Within the milieu of sensual, sophisticated coed duos, Elephant are like a less kitchy jj or a more arch Beach House. Actually, Lamb without the drum’n’bass almost nails it. Rivas’s crooning gets the dynamics and come-hither swoons right. She sings with the conviction of someone who actually believes her words are not just lyrics but rather love poetry. Of course, the primary impact of this music is visceral and atmospheric, so what she’s actually saying is of secondary importance. Anyway, her crooning is so heavily accented and laconic at times, you wonder if she isn’t getting paid by the woozy, drawn out vowel.

Sky Swimming doesn’t exactly add much new to the boy-girl dreampop template. It does, however, wear its influences well, and with style. Single “Skyscraper” finds all involved at the peaks of their powers, with its plucked doo-wop guitar line, Rivas’s easy cooing, and the magic touch of ethereal sampled background vocals, wafting in like the ghost of a Bobby Vinton record. “Elusive Youth” and “TV Dinner” are girl-group pop by way of Saint Etienne, while “Shipwrecked” and “Golden” project Cocteau Twins-like cathedrals of sound. As for some of the older tracks, “Allured” is made even more lush, and “Assembly” gets a sharp Europop makeover.

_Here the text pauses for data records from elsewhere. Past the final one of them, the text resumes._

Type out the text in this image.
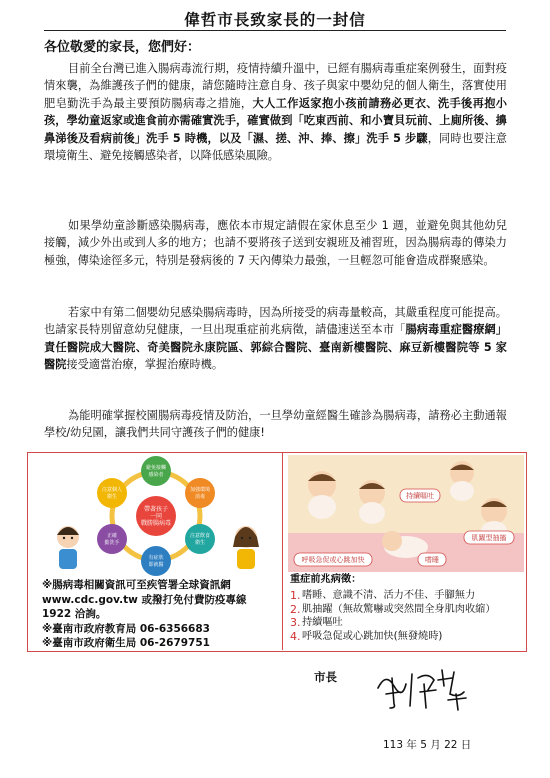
偉哲市長致家長的一封信
各位敬愛的家長，您們好：

目前全台灣已進入腸病毒流行期，疫情持續升溫中，已經有腸病毒重症案例發生，面對疫情來襲，為維護孩子們的健康，請您隨時注意自身、孩子與家中嬰幼兒的個人衛生，落實使用肥皂勤洗手為最主要預防腸病毒之措施，大人工作返家抱小孩前請務必更衣、洗手後再抱小孩，學幼童返家或進食前亦需確實洗手，確實做到「吃東西前、和小寶貝玩前、上廁所後、擤鼻涕後及看病前後」洗手 5 時機，以及「濕、搓、沖、捧、擦」洗手 5 步驟，同時也要注意環境衛生、避免接觸感染者，以降低感染風險。

如果學幼童診斷感染腸病毒，應依本市規定請假在家休息至少 1 週，並避免與其他幼兒接觸，減少外出或到人多的地方；也請不要將孩子送到安親班及補習班，因為腸病毒的傳染力極強，傳染途徑多元，特別是發病後的 7 天內傳染力最強，一旦輕忽可能會造成群聚感染。

若家中有第二個嬰幼兒感染腸病毒時，因為所接受的病毒量較高，其嚴重程度可能提高。也請家長特別留意幼兒健康，一旦出現重症前兆病徵，請儘速送至本市「腸病毒重症醫療網」責任醫院成大醫院、奇美醫院永康院區、郭綜合醫院、臺南新樓醫院、麻豆新樓醫院等 5 家醫院接受適當治療，掌握治療時機。

為能明確掌握校園腸病毒疫情及防治，一旦學幼童經醫生確診為腸病毒，請務必主動通報學校/幼兒園，讓我們共同守護孩子們的健康!

帶著孩子
一同
戰勝腸病毒
避免接觸
感染者
加強環境
消毒
注意飲食
衛生
有症狀
即就醫
正確
勤洗手
注意個人
衛生	持續嘔吐
肌躍型抽搐
嗜睡
呼吸急促或心跳加快
※腸病毒相關資訊可至疾管署全球資訊網 www.cdc.gov.tw 或撥打免付費防疫專線 1922 洽詢。
※臺南市政府教育局 06-6356683
※臺南市政府衛生局 06-2679751
重症前兆病徵：
1. 嗜睡、意識不清、活力不佳、手腳無力
2. 肌抽躍（無故驚嚇或突然間全身肌肉收縮）
3. 持續嘔吐
4. 呼吸急促或心跳加快(無發燒時)
市長
113 年 5 月 22 日
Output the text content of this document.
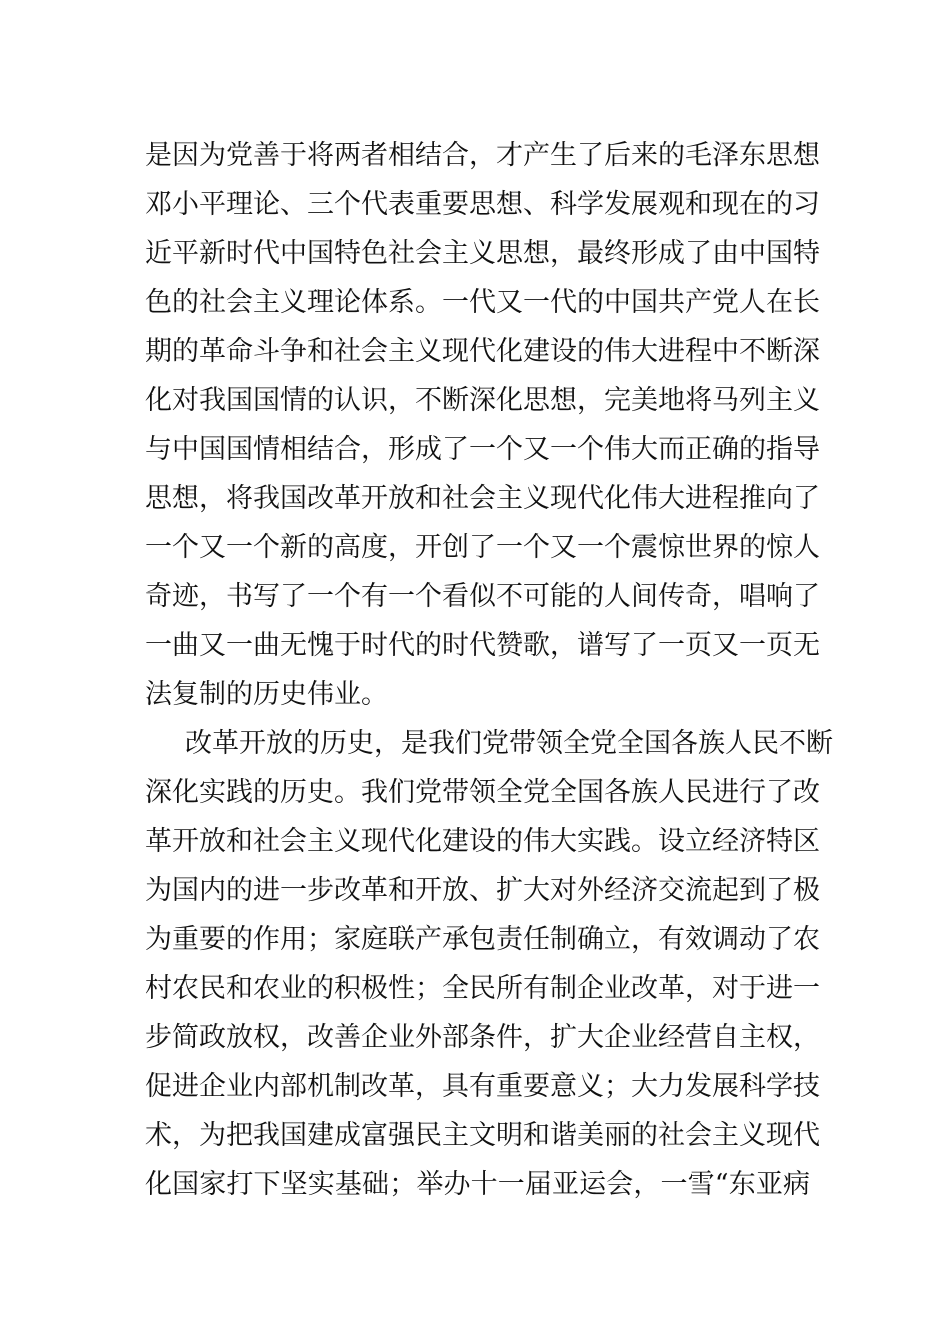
是因为党善于将两者相结合，才产生了后来的毛泽东思想
邓小平理论、三个代表重要思想、科学发展观和现在的习
近平新时代中国特色社会主义思想，最终形成了由中国特
色的社会主义理论体系。一代又一代的中国共产党人在长
期的革命斗争和社会主义现代化建设的伟大进程中不断深
化对我国国情的认识，不断深化思想，完美地将马列主义
与中国国情相结合，形成了一个又一个伟大而正确的指导
思想，将我国改革开放和社会主义现代化伟大进程推向了
一个又一个新的高度，开创了一个又一个震惊世界的惊人
奇迹，书写了一个有一个看似不可能的人间传奇，唱响了
一曲又一曲无愧于时代的时代赞歌，谱写了一页又一页无
法复制的历史伟业。
改革开放的历史，是我们党带领全党全国各族人民不断
深化实践的历史。我们党带领全党全国各族人民进行了改
革开放和社会主义现代化建设的伟大实践。设立经济特区
为国内的进一步改革和开放、扩大对外经济交流起到了极
为重要的作用；家庭联产承包责任制确立，有效调动了农
村农民和农业的积极性；全民所有制企业改革，对于进一
步简政放权，改善企业外部条件，扩大企业经营自主权，
促进企业内部机制改革，具有重要意义；大力发展科学技
术，为把我国建成富强民主文明和谐美丽的社会主义现代
化国家打下坚实基础；举办十一届亚运会，一雪“东亚病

Sky Swimming sags in the middle, but its two best songs come at the end. The title track is not much more than a simple melody over a dubby bassline, but it’s the one that really, truly sinks in. Much of this is down to Rivas’s genuinely affecting vocal. On the chorus especially, she sounds more natural than ever, unguarded, even. Not coincidentally, this is the one track that was written and recorded after the duo’s whirlwind romance came to an end. The alternately swooning and soaring, positively Spectorian “Shapeshifter” is the best of all the album’s sounds weaved into a single, almost transcendent track.

While the pleasures of Sky Swimming are mostly aesthetic ones, with a bit of pruning you’ll find a clutch of wonderfully ornate songs that bear repeated listening. As Pinchbeck and Rivas now know all too well, young love is fleeting, and it’s something of a melancholy thrill listening to them try to cheat time, or maybe just stop it. If a producer’s job is to bring a band’s potential to full fruition, Andy Dragazis has earned his money and then some on Sky Swimming.